Re: [BUG] long freezes on thinkpad t60

From: Ingo Molnar
Date: Thu May 24 2007 - 08:55:28 EST



* Miklos Szeredi <miklos@xxxxxxxxxx> wrote:

> On some strange workload involving strace and fuse I get ocasional
> long periods (10-100s) of total unresponsiveness, not even SysRq-*
> working. Then the machine continues as normal. Nothing in dmesg,
> absolutely no indication about what is happening.

> Any ideas? Possibly something ACPI related?

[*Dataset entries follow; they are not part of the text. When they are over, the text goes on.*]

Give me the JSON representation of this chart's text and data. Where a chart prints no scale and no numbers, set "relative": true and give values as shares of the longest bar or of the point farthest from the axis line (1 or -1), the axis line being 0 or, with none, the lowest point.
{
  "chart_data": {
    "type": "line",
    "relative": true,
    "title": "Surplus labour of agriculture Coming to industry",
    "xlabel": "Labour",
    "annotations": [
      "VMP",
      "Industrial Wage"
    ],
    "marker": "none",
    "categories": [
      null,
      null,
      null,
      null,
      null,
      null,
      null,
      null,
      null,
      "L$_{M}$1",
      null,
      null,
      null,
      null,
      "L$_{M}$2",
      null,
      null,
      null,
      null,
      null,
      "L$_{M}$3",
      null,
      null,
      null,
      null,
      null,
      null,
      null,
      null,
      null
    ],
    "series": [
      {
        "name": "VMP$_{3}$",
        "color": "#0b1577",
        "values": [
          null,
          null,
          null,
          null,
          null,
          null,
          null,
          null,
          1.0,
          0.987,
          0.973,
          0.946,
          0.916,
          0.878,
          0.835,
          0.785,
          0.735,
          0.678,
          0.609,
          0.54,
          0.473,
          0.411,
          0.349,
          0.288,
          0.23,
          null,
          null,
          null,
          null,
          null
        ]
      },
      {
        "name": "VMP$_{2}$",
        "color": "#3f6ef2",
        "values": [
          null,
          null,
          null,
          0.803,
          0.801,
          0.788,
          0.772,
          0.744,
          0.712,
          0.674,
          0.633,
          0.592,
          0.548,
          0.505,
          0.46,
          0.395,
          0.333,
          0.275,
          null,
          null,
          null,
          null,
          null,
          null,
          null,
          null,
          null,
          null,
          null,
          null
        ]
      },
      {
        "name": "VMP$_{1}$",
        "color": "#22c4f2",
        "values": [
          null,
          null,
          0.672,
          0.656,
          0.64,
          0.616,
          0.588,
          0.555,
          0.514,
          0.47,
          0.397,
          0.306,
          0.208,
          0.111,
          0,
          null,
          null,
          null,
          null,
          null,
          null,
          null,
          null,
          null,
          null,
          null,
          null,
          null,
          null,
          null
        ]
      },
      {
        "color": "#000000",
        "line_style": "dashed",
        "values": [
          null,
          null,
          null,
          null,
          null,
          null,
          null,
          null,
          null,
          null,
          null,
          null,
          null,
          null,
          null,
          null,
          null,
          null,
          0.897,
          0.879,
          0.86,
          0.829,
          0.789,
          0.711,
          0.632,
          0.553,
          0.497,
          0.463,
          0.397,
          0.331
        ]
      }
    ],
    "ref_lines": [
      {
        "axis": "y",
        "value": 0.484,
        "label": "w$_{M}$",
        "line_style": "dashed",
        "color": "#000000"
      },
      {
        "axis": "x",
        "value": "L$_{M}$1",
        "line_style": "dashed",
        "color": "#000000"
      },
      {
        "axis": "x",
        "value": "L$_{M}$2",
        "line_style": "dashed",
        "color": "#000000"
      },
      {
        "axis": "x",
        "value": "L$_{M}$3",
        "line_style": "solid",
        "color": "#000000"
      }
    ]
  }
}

how reproducable are these lockups - could you possibly trace it? If yes
then please apply:

http://www.tglx.de/private/tglx/ht-debug/tracer.diff

and run the attached trace-it-1sec.c thing in a loop:

echo 1 > /proc/sys/kernel/mcount_enabled

while true; do
./trace-it-1sec > trace-`date`.txt
done

and wait for the lockup. Once it happens, please upload the trace*.txt
file that contains the lockup, i guess we'll be able to tell you more
about the nature of the lockup. (Perhaps increase the sleep(1) to
sleep(5) to capture longer periods and to increase the odds that you
catch the lockup while the utility is tracing.)

Ingo

/*
* Copyright (C) 2005, Ingo Molnar <mingo@xxxxxxxxxx>
*
* user-triggered tracing.
*
* The -rt kernel has a built-in kernel tracer, which will trace
* all kernel function calls (and a couple of special events as well),
* by using a build-time gcc feature that instruments all kernel
* functions.
*
* The tracer is highly automated for a number of latency tracing purposes,
* but it can also be switched into 'user-triggered' mode, which is a
* half-automatic tracing mode where userspace apps start and stop the
* tracer. This file shows a dumb example how to turn user-triggered
* tracing on, and how to start/stop tracing. Note that if you do
* multiple start/stop sequences, the kernel will do a maximum search
* over their latencies, and will keep the trace of the largest latency
* in /proc/latency_trace. The maximums are also reported to the kernel
* log. (but can also be read from /proc/sys/kernel/preempt_max_latency)
*
* For the tracer to be activated, turn on CONFIG_WAKEUP_TIMING and
* CONFIG_LATENCY_TRACE in the .config, rebuild the kernel and boot
* into it. Note that the tracer can have significant runtime overhead,
* so you dont want to use it for performance testing :)
*/

#include <unistd.h>
#include <stdio.h>
#include <stdlib.h>
#include <signal.h>
#include <sys/wait.h>
#include <linux/unistd.h>

int main (int argc, char **argv)
{
int ret;

if (getuid() != 0) {
fprintf(stderr, "needs to run as root.\n");
exit(1);
}
ret = system("cat /proc/sys/kernel/mcount_enabled >/dev/null 2>/dev/null");
if (ret) {
fprintf(stderr, "CONFIG_LATENCY_TRACING not enabled?\n");
exit(1);
}
system("echo 1 > /proc/sys/kernel/trace_enabled");
// system("echo 0 > /proc/sys/kernel/trace_freerunning");
system("echo 0 > /proc/sys/kernel/trace_print_at_crash");
system("echo 1 > /proc/sys/kernel/trace_user_triggered");
system("echo 0 > /proc/sys/kernel/trace_verbose");
system("echo 0 > /proc/sys/kernel/preempt_max_latency");
system("echo 0 > /proc/sys/kernel/preempt_thresh");
system("[ -e /proc/sys/kernel/wakeup_timing ] && echo 1 > /proc/sys/kernel/wakeup_timing");
// system("echo 1 > /proc/sys/kernel/mcount_enabled");

prctl(0, 1); // start tracing
sleep(1);
prctl(0, 0); // stop tracing

system("cat /proc/latency_trace");

return 0;
}